How-To

Try Soil Bag Planting for No-Dig Beds

Is anyone out there in a hurry?

tomato plant in a soil bag
Fastest gardening method in town.
Photo/Illustration: Chris McLaughlin

Is anyone out there in a hurry? Are you working three jobs, have seven children, or on your way to a fire? This no-dig planting method is the fastest way to a vegetable garden – a soil bag can be planted in under 60 seconds (I clocked it). Planting directly into a bag of topsoil is also easy and convenient.

At first glance, this may look like a less-than-organic approach, what with the plastic and all. However, there are a few great reasons to try this method yourself. The first reason being the one that I mentioned above. You may have the desire to grow fresh veggies or herbs but keep looking hopelessly at the calendar wondering where the heck you’re going to find the time to create a suitable bed for them.

Another great reason is if you feel intimidated by the whole idea of figuring out the size and structure of a garden bed. After all, it seems like every garden book you pick up has a different formula for amending the hardpan soil that describes your yard so perfectly. Inside those manuals are also numerous ways to construct raised garden beds; it’s enough to confuse anyone. Perhaps you are allergic to tools. Whatever the intimidating factor is – planting soil bags are the answer.

A third reason is when the perfect spot in your yard seems beyond all hope at the moment. You may have this perfectly brilliant spot in your yard for veggies, but what passes for dirt in that spot really gives soil a bad name. Drop a couple of soil bags there and plant to your little heart’s desire; it’s that easy.

Here’s how you do it:

Get a bag of topsoil and with a pair of scissors, make slices into the back of the bag for drainage. Then lay the soil bag on its back (sliced-hole-side down) in the area that you want to make your veggie bed. Use your scissors to cut a big rectangle shape of plastic off of the top of the soil bag. At this point, you simply make some holes into the soil and place your plants into them – then water.

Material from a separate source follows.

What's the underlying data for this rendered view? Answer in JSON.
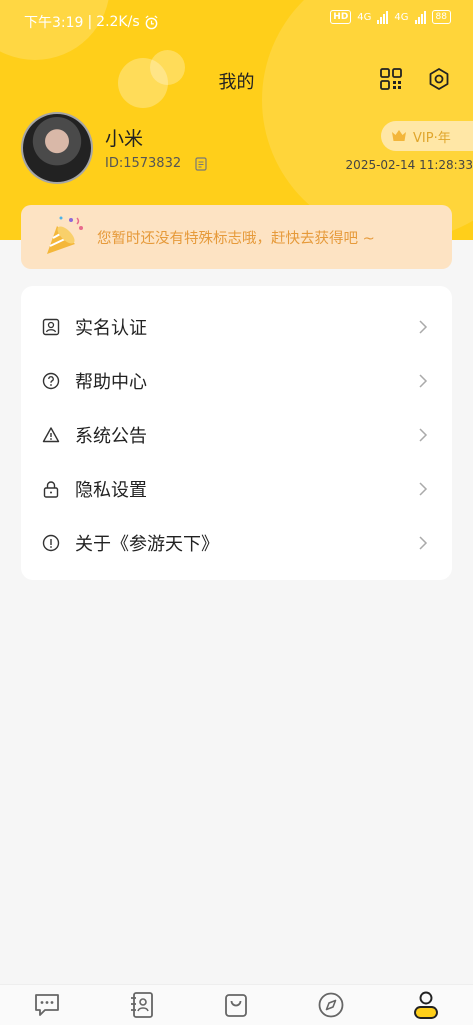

You can also start seeds in the bags this way instead of using little plant starts if you’d like. During the growing season, feel free to mulch the soil bag beds with compost, grass clippings, and the like. The plants will benefit from a little spoiling and it’ll help your bed in the long run. If you want to hide the soil bags for aesthetic or deceptive reasons, mulch the bags with enough straw or hay to cover them.

If you want to plant tomatoes this way, then use one bag per tomato plant to get the best results. Otherwise, you can put several pepper plants in one bag, etc.

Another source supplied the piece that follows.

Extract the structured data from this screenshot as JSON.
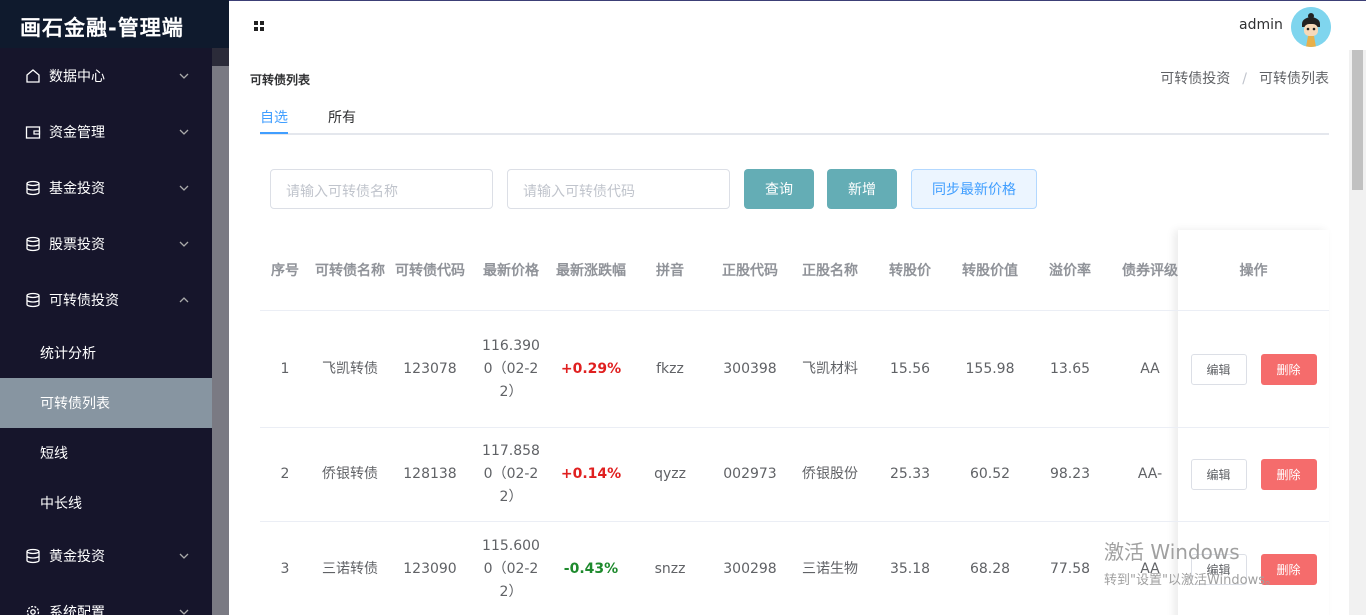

At the end of the growing season, pull the plastic out of the bedding area and arrange the soil (and the added amendments). This will be the beginning of enhancing any lousy soil that was underneath the bags to begin with. In the picture, I used a rather large bag of soil for my Lemon Boy tomato plant, but there’s no rhyme or reason for this – it’s just what we had handy.

* The tomato plant in the picture was planted as an example. We just happened to have it on the lawn when we planted it. We have it sitting in an all-rock area at this point to grow in a place that otherwise would have been useless in our yard.